Наблюдавший за Глэдис молодой Ансель что-то сказал ей, глядя на воткнутые в ее волосы колосья. И, слушая рассуждения старика Анселя о перевозке урожая, я время от времени слышал ровный голос Глэдис, рассказывавшей завороженно глядевшему на нее юноше историю о Персефоне и поисках, предпринятых ее родительницей.

Жатва продвигалась быстро, и после обеда моя помощь оказалась уже не нужна. Мы с Глэдис пошли пешком обратно к дому. Желтые колосья были по-прежнему воткнуты в ее темно-каштановые, отливающие на солнце волосы.

Я спросил, не хочет ли она поехать верхом — для Грэна и той лошади, что я нанял, не лишней была бы небольшая разминка.

— Хорошо, Джон, прогуляем лошадей, — коротко и довольно сухо ответила Глэдис.

Когда мы подошли к дому, я почувствовал себя в некотором замешательстве, не зная, за что взяться. Дел скопилось множество, но послеобеденные часы я решил провести с Глэдис, а на прогулку мы собирались еще через час-другой. Желание — смутный отголосок ночи — шевельнулось во мне… Глэдис, я видел, тоже не знает, куда себя деть.

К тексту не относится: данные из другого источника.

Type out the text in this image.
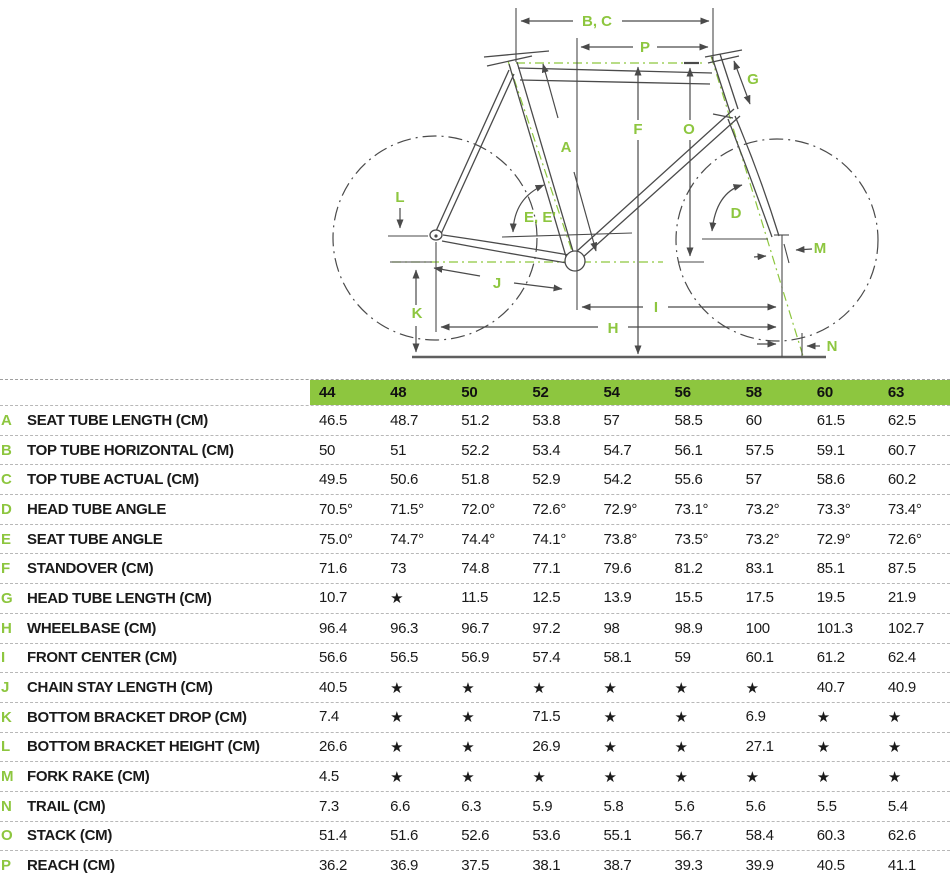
B, C
P
G
A
F	O
E, E'	D
M
L
J
K	I
H
N
44	48	50	52	54	56	58	60	63
A	SEAT TUBE LENGTH (CM)	46.5	48.7	51.2	53.8	57	58.5	60	61.5	62.5
B	TOP TUBE HORIZONTAL (CM)	50	51	52.2	53.4	54.7	56.1	57.5	59.1	60.7
C	TOP TUBE ACTUAL (CM)	49.5	50.6	51.8	52.9	54.2	55.6	57	58.6	60.2
D	HEAD TUBE ANGLE	70.5°	71.5°	72.0°	72.6°	72.9°	73.1°	73.2°	73.3°	73.4°
E	SEAT TUBE ANGLE	75.0°	74.7°	74.4°	74.1°	73.8°	73.5°	73.2°	72.9°	72.6°
F	STANDOVER (CM)	71.6	73	74.8	77.1	79.6	81.2	83.1	85.1	87.5
G HEAD TUBE LENGTH (CM)	10.7	★	11.5	12.5	13.9	15.5	17.5	19.5	21.9
H	WHEELBASE (CM)	96.4	96.3	96.7	97.2	98	98.9	100	101.3	102.7
I	FRONT CENTER (CM)	56.6	56.5	56.9	57.4	58.1	59	60.1	61.2	62.4
J	CHAIN STAY LENGTH (CM)	40.5	★	★	★	★	★	★	40.7	40.9
K	BOTTOM BRACKET DROP (CM)	7.4	★	★	71.5	★	★	6.9	★	★
L	BOTTOM BRACKET HEIGHT (CM)	26.6	★	★	26.9	★	★	27.1	★	★
M FORK RAKE (CM)	4.5	★	★	★	★	★	★	★	★
N	TRAIL (CM)	7.3	6.6	6.3	5.9	5.8	5.6	5.6	5.5	5.4
O STACK (CM)	51.4	51.6	52.6	53.6	55.1	56.7	58.4	60.3	62.6
P	REACH (CM)	36.2	36.9	37.5	38.1	38.7	39.3	39.9	40.5	41.1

Мы перешли в гостиную так, словно я пришел с визитом, совершенно не понимая, чем занять друг друга. Глэдис стояла повернувшись боком к очагу, будто греясь у невидимого пламени.

— Как рисовалось? — спросил я.

— Плохо.

— Жаль.

— Да я особенно и не старалась. — Она почти совсем отвернулась от меня… Значит, тогда, в поле, она солгала без всякой нужды; от неожиданности сердце мое похолодело.

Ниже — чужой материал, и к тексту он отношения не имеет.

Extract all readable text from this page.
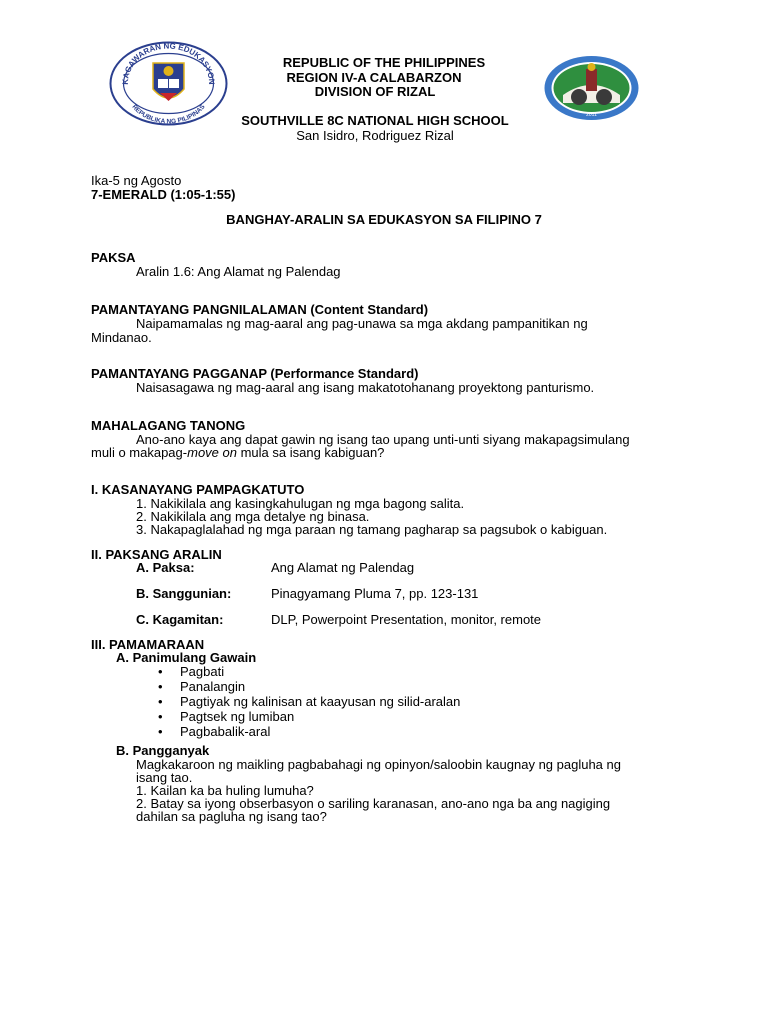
KAGAWARAN NG EDUKASYON
REPUBLIKA NG PILIPINAS
REPUBLIC OF THE PHILIPPINES
REGION IV-A CALABARZON
DIVISION OF RIZAL
SOUTHVILLE 8C NATIONAL HIGH SCHOOL
San Isidro, Rodriguez Rizal
2011
Ika-5 ng Agosto
7-EMERALD (1:05-1:55)
BANGHAY-ARALIN SA EDUKASYON SA FILIPINO 7
PAKSA
Aralin 1.6: Ang Alamat ng Palendag
PAMANTAYANG PANGNILALAMAN (Content Standard)
Naipamamalas ng mag-aaral ang pag-unawa sa mga akdang pampanitikan ng
Mindanao.
PAMANTAYANG PAGGANAP (Performance Standard)
Naisasagawa ng mag-aaral ang isang makatotohanang proyektong panturismo.
MAHALAGANG TANONG
Ano-ano kaya ang dapat gawin ng isang tao upang unti-unti siyang makapagsimulang
muli o makapag-move on mula sa isang kabiguan?
I. KASANAYANG PAMPAGKATUTO
1. Nakikilala ang kasingkahulugan ng mga bagong salita.
2. Nakikilala ang mga detalye ng binasa.
3. Nakapaglalahad ng mga paraan ng tamang pagharap sa pagsubok o kabiguan.
II. PAKSANG ARALIN
A. Paksa:	Ang Alamat ng Palendag
B. Sanggunian:	Pinagyamang Pluma 7, pp. 123-131
C. Kagamitan:	DLP, Powerpoint Presentation, monitor, remote
III. PAMAMARAAN
A. Panimulang Gawain
• Pagbati
• Panalangin
• Pagtiyak ng kalinisan at kaayusan ng silid-aralan
• Pagtsek ng lumiban
• Pagbabalik-aral
B. Pangganyak
Magkakaroon ng maikling pagbabahagi ng opinyon/saloobin kaugnay ng pagluha ng
isang tao.
1. Kailan ka ba huling lumuha?
2. Batay sa iyong obserbasyon o sariling karanasan, ano-ano nga ba ang nagiging
dahilan sa pagluha ng isang tao?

— Но у тебя же было предчувствие, что дело пойдет, разве нет, Глэдис?

— Я знала, что ничего не выйдет.

— В чем же причина?

— Причина?.. Я говорила тебе вчера.

— Что все нереально, как во сне?

— Да… и сон неинтересный. Слишком холодный.

— Со временем желание рисовать вернется.

— Не знаю… Я все выдумала, Джон, никуда я не гожусь.

— Замолчи, Глэдис! Я совершенно с этим не согласен.

— Да и тебе от меня никакой пользы… Сегодня утром я чувствовала себя счастливой, мне было так хорошо. Я шла к реке с самыми радужными мыслями. Ансель, мальчик, его хорошенькая сестричка и две девочки Стейнов болтали по дороге в школу. Они ненадолго задержались возле меня, и мы очень мило, по-дружески поговорили, но, когда они ушли, мне снова стало страшно одиноко — ни единой живой души кругом, только эта бесконечная тишина и плеск воды. Ах!.. Я вернулась домой и плакала, а потом решила написать кузине, но подумала, что будет лучше сделать то, о чем ты просил. И, как видишь, даже успела поработать в поле. Только пользы от меня было немного… Вот мое утро.

— Неужели же все так пусто и неинтересно?

— Конечно нет! Все в порядке.

— Глэдис, если ты опять грустишь, скажи.